CNRI, 13 janvier – Les puissances à la tête de l’Europe ont accentué leurs pressions sur le régime iranien à cause de ses ambitions nucléaires en préconisant une action du Conseil de Sécurité de l’ONU. Elles ont déclaré que deux années de négociations délicates venaient d’atteindre un terme. Après une réunion de crise à Berlin, les ministres des Affaires étrangères de la Grande-Bretagne, de la France et de l’Allemagne ont pris la parole et demandé à ce que le gendarme nucléaire de l’ONU se réunisse en urgence dans le but de transmettre le dossier devant l’organe exécutif mondial.
La levée des scellés par le gouvernement iranien des installations nucléaires pour reprendre les recherches sur l’enrichissement d’uranium a été accueillie par une volée de critiques internationales.

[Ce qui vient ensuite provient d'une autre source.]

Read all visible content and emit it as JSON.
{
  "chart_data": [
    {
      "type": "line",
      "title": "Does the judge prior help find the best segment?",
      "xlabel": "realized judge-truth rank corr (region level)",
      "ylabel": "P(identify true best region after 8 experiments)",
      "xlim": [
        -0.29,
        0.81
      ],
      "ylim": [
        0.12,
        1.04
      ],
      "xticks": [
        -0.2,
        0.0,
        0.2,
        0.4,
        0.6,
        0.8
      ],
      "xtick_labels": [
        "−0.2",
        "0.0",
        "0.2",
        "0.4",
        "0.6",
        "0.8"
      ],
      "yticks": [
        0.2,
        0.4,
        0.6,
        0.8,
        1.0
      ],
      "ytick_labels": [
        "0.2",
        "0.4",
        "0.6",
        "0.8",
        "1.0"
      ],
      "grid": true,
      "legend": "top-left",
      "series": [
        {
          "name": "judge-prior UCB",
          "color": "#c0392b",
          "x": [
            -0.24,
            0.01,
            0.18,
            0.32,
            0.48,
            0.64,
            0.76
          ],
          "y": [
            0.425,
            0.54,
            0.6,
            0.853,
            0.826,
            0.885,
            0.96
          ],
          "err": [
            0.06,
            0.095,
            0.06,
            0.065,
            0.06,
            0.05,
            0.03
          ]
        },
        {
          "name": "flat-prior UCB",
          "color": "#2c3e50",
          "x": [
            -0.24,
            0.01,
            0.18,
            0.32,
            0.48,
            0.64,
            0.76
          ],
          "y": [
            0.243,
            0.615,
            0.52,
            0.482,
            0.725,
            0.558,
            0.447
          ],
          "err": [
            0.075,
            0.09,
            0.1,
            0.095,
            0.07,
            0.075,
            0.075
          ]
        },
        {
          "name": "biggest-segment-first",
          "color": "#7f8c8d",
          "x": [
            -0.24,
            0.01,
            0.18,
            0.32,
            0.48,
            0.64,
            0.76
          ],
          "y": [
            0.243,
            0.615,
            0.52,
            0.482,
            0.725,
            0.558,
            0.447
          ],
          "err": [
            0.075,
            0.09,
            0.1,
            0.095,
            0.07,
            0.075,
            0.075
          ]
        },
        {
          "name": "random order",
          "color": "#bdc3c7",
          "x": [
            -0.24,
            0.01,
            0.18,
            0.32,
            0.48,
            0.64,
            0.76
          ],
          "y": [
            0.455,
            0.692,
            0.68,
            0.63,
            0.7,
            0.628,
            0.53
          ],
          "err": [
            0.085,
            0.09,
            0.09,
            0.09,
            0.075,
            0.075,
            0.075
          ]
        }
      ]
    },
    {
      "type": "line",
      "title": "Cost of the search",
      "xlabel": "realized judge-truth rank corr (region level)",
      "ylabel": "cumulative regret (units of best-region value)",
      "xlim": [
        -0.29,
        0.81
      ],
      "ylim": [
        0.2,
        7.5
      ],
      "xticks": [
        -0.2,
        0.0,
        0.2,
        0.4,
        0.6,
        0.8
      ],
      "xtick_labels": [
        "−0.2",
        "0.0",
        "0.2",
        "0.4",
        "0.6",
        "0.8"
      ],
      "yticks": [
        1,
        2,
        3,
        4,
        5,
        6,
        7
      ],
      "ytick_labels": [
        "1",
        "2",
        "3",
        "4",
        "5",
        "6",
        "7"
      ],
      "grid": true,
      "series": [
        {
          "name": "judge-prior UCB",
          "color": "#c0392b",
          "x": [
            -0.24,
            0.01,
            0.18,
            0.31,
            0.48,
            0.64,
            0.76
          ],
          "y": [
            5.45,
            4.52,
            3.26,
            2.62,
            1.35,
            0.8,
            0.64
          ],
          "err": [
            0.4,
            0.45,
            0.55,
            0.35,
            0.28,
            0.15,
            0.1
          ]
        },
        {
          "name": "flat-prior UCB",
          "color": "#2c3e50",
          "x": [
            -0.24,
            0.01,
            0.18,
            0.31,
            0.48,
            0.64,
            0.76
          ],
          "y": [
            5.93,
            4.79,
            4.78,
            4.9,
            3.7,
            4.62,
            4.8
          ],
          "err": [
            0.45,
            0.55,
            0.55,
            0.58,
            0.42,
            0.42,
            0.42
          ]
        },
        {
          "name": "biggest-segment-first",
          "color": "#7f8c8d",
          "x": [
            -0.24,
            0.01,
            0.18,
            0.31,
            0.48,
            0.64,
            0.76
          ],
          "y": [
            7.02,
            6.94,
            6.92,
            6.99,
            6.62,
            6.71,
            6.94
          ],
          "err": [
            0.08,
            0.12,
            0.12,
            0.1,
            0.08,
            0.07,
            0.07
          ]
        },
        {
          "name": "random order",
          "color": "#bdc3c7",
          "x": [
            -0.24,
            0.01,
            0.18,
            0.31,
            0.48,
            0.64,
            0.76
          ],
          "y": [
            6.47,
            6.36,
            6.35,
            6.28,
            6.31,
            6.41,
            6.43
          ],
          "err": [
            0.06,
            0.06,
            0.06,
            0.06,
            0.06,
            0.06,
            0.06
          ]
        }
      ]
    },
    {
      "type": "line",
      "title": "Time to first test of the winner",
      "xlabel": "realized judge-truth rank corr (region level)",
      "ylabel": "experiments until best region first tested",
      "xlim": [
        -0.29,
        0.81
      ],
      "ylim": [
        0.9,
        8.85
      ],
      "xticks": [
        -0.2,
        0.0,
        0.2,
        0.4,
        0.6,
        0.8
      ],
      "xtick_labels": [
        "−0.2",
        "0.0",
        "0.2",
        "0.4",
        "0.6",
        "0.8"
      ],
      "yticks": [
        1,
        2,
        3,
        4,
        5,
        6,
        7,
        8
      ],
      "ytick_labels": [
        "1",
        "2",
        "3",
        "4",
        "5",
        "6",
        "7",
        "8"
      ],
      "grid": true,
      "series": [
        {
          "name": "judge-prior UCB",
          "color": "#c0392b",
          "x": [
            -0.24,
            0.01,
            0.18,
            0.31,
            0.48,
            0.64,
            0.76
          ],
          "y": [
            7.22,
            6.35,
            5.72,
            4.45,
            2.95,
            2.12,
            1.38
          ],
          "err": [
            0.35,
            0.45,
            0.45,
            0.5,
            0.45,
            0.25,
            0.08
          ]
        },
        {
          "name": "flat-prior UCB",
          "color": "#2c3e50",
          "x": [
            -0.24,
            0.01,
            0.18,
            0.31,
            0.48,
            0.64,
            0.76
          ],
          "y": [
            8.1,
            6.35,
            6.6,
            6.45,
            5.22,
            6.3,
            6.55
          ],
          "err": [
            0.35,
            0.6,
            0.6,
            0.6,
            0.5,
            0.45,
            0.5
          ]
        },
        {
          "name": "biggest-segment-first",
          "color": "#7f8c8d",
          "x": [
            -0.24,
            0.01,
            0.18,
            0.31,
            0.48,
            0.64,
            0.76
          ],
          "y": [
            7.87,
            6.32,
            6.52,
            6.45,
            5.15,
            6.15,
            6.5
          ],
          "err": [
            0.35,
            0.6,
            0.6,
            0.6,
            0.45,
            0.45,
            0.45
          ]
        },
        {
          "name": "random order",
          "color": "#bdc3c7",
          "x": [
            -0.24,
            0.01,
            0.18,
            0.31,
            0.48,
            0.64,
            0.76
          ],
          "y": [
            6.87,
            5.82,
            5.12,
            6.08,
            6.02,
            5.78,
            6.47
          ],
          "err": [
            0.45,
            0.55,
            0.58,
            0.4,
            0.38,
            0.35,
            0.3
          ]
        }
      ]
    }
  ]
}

« Nous croyons qu’il est maintenant temps que le Conseil de Sécurité intervienne pour renforcer l’autorité des résolutions prises par l’AIEA » a déclaré la troïka européenne, faisant référence à l’Agence internationale de l’énergie atomique.
« De ce fait, nous demanderons une réunion extraordinaire du bureau de l’AIEA en vue de prendre les mesures nécessaire».
« Les négociations avec l’Iran sont closes », a déclaré Frank-Walter Steinmeier, le ministre allemand des Affaires étrangères, lors d’une conférence de presse à Berlin, peu après la réunion.
A Moscou, son confrère Sergei Lavrov, a déclaré que les réactions de l’Iran « alimentent les soupçons concernant les éventuels aspects militaires secrets de ce programme ».
A Pékin, un porte-parole du ministère des Affaires étrangères a exprimé les « inquiétudes » de la Chine face à l’attitude du régime et a appelé Téhéran à reprendre le dialogue.
A Berlin, des centaines d’iraniens et de partisans du Conseil national de la Résistance iranienne ont manifesté devant le bâtiment abritant la réunion des dirigeants européens. Les manifestants ont demandé à ce que le Conseil de Sécurité de l’ONU se saisisse du cas du régime religieux et lui impose des sanctions économiques.